Anne of Ingleside - L. M. Montgomery [99]
‘Such a pity he had to leave it,’ said Celia Reese.
‘His brother Jeffry didn’t leave a cent,’ said Mrs Clow. ‘He was the ne’er-do-well of that family I must admit. Goodness knows he did enough laughing. Spent everything he earned… hail-fellow-well-met with everyone… and died penniless. What did he get out of life with all his flinging about and laughing?’
‘Not much perhaps,’ said Myra, ‘but think of all he put into it. He was always giving… cheer, sympathy, friendliness, even money. He was rich in friends at least… and Alexander never had a friend in his life.’
‘Jeff’s friends didn’t bury him,’ retorted Mrs Allan. ‘Alexander had to do that… and put up a real fine tombstone too. It cost a hundred dollars.’
‘But when Jeff asked him for a loan of one hundred to pay for an operation that might have saved his life, didn’t Alexander refuse it?’ asked Celia Drew.
‘Come, come, we’re getting too uncharitable,’ protested Mrs Carr. ‘After all, we don’t live in a world of forget-me-nots and daisies, and everyone has some faults.’
‘Lem Anderson is marrying Dorothy Clark today,’ said Mrs Millison, thinking it was high time the conversation took on a more cheerful line. ‘And it isn’t a year since he swore he would blow out his brains if Jane Elliott wouldn’t marry him.’
‘Young men do say such odd things,’ said Mrs Chubb. ‘They’ve kept it very close… it never leaked out till three weeks ago that they were engaged. I was talking to his mother last week and she never hinted at a wedding so soon. I am not sure that I care much for a woman who can be such a Sphinx.’
‘I am surprised at Dorothy Clark taking him,’ said Agatha Drew. ‘I thought last spring that she and Frank Clow were going to make a match of it.’
‘I heard Dorothy said that Frank was the best match, but she really couldn’t abide the thought of seeing that nose sticking out over the sheet every morning when she woke up.’
Mrs Elder Baxter gave a spinsterish shudder and refused to join in the laughter.
‘You shouldn’t say such things before a young girl like Edith,’ said Celia, winking around the quilt.
‘Is Ada Clark engaged yet?’ asked Emma Pollock.
‘No, not exactly,’ said Mrs Millison. ‘Just hopeful. But she’ll land him yet. Those girls all have a knack of picking husbands. Her sister Pauline married the best farm over the harbour.’
‘Pauline is pretty, but she is as full of silly notions as ever,’ said Mrs Milgrave. ‘Sometimes I think she’ll never learn any sense.’
‘Oh, yes, she will,’ said Myra Murray. ‘Some day she will have children of her own and she will learn wisdom from them… as you and I did.’
‘Where are Lem and Dorothy going to live?’ asked Mrs Meade.

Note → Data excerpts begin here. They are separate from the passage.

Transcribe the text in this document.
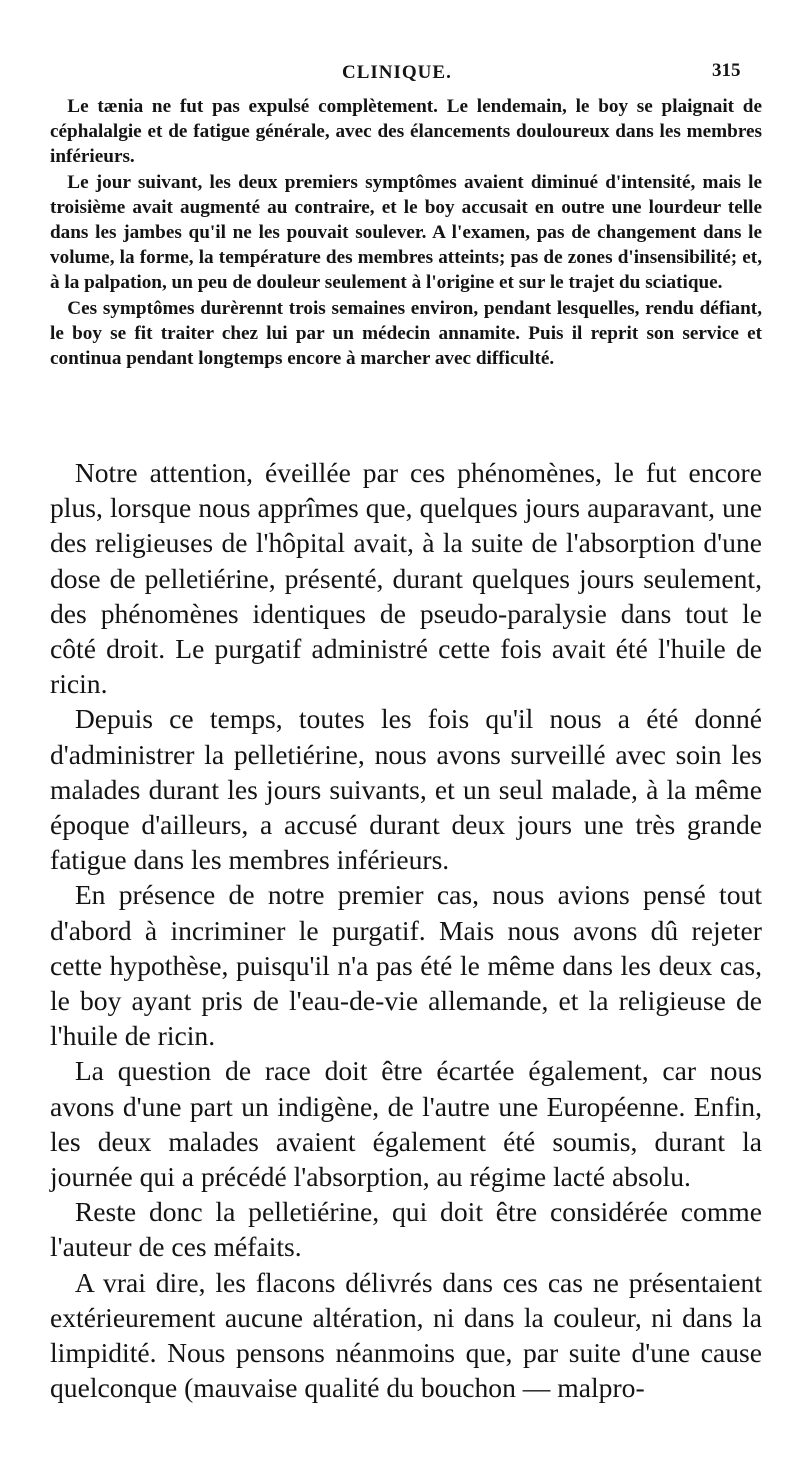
CLINIQUE.	315

Le tænia ne fut pas expulsé complètement. Le lendemain, le boy se plaignait de céphalalgie et de fatigue générale, avec des élancements douloureux dans les membres inférieurs.

Le jour suivant, les deux premiers symptômes avaient diminué d'intensité, mais le troisième avait augmenté au contraire, et le boy accusait en outre une lourdeur telle dans les jambes qu'il ne les pouvait soulever. A l'examen, pas de changement dans le volume, la forme, la température des membres atteints; pas de zones d'insensibilité; et, à la palpation, un peu de douleur seulement à l'origine et sur le trajet du sciatique.

Ces symptômes durèrennt trois semaines environ, pendant lesquelles, rendu défiant, le boy se fit traiter chez lui par un médecin annamite. Puis il reprit son service et continua pendant longtemps encore à marcher avec difficulté.

Notre attention, éveillée par ces phénomènes, le fut encore plus, lorsque nous apprîmes que, quelques jours auparavant, une des religieuses de l'hôpital avait, à la suite de l'absorption d'une dose de pelletiérine, présenté, durant quelques jours seulement, des phénomènes identiques de pseudo-paralysie dans tout le côté droit. Le purgatif administré cette fois avait été l'huile de ricin.

Depuis ce temps, toutes les fois qu'il nous a été donné d'administrer la pelletiérine, nous avons surveillé avec soin les malades durant les jours suivants, et un seul malade, à la même époque d'ailleurs, a accusé durant deux jours une très grande fatigue dans les membres inférieurs.

En présence de notre premier cas, nous avions pensé tout d'abord à incriminer le purgatif. Mais nous avons dû rejeter cette hypothèse, puisqu'il n'a pas été le même dans les deux cas, le boy ayant pris de l'eau-de-vie allemande, et la religieuse de l'huile de ricin.

La question de race doit être écartée également, car nous avons d'une part un indigène, de l'autre une Européenne. Enfin, les deux malades avaient également été soumis, durant la journée qui a précédé l'absorption, au régime lacté absolu.

Reste donc la pelletiérine, qui doit être considérée comme l'auteur de ces méfaits.

A vrai dire, les flacons délivrés dans ces cas ne présentaient extérieurement aucune altération, ni dans la couleur, ni dans la limpidité. Nous pensons néanmoins que, par suite d'une cause quelconque (mauvaise qualité du bouchon — malpro-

‘Oh, Lem has bought a farm at the Upper Glen. The old Carey place, you know, where poor Mrs Roger Carey murdered her husband.’
‘Murdered her husband!’
‘Oh, I’m not saying he didn’t deserve it, but everybody thought she went a little too far. Yes, weed-killer in his tea-cup… or was it his soup? Everybody knew it, but nothing was ever done about it. The spool, please, Celia.’
‘But do you mean to say, Mrs Millison, that she was never tried… or punished?’ gasped Mrs Campbell.
‘Well, nobody wanted to get a neighbour into a scrape like that. The Careys were well connected in the Upper Glen. Besides, she was driven to desperation. Of course, nobody approves of murder as a habit, but if ever a man deserved to be murdered Roger Carey did. She went to the States and married again. She’s been dead for years. Her second outlived her. It all happened when I was a girl. They used to say Roger Carey’s ghost walked.’
‘Surely nobody believes in ghosts in this enlightened age,’ said Mrs Baxter.
‘Why aren’t we to believe in ghosts?’ demanded Tillie MacAllister. ‘Ghosts are interesting. I know a man who was haunted by a ghost that always laughed at him… sneering like. It used to make him so mad. The scissors please, Mrs MacDougall.’
The little bride had to be asked for the scissors twice, and handed them over blushing deeply. She was not yet used to being called Mrs MacDougall.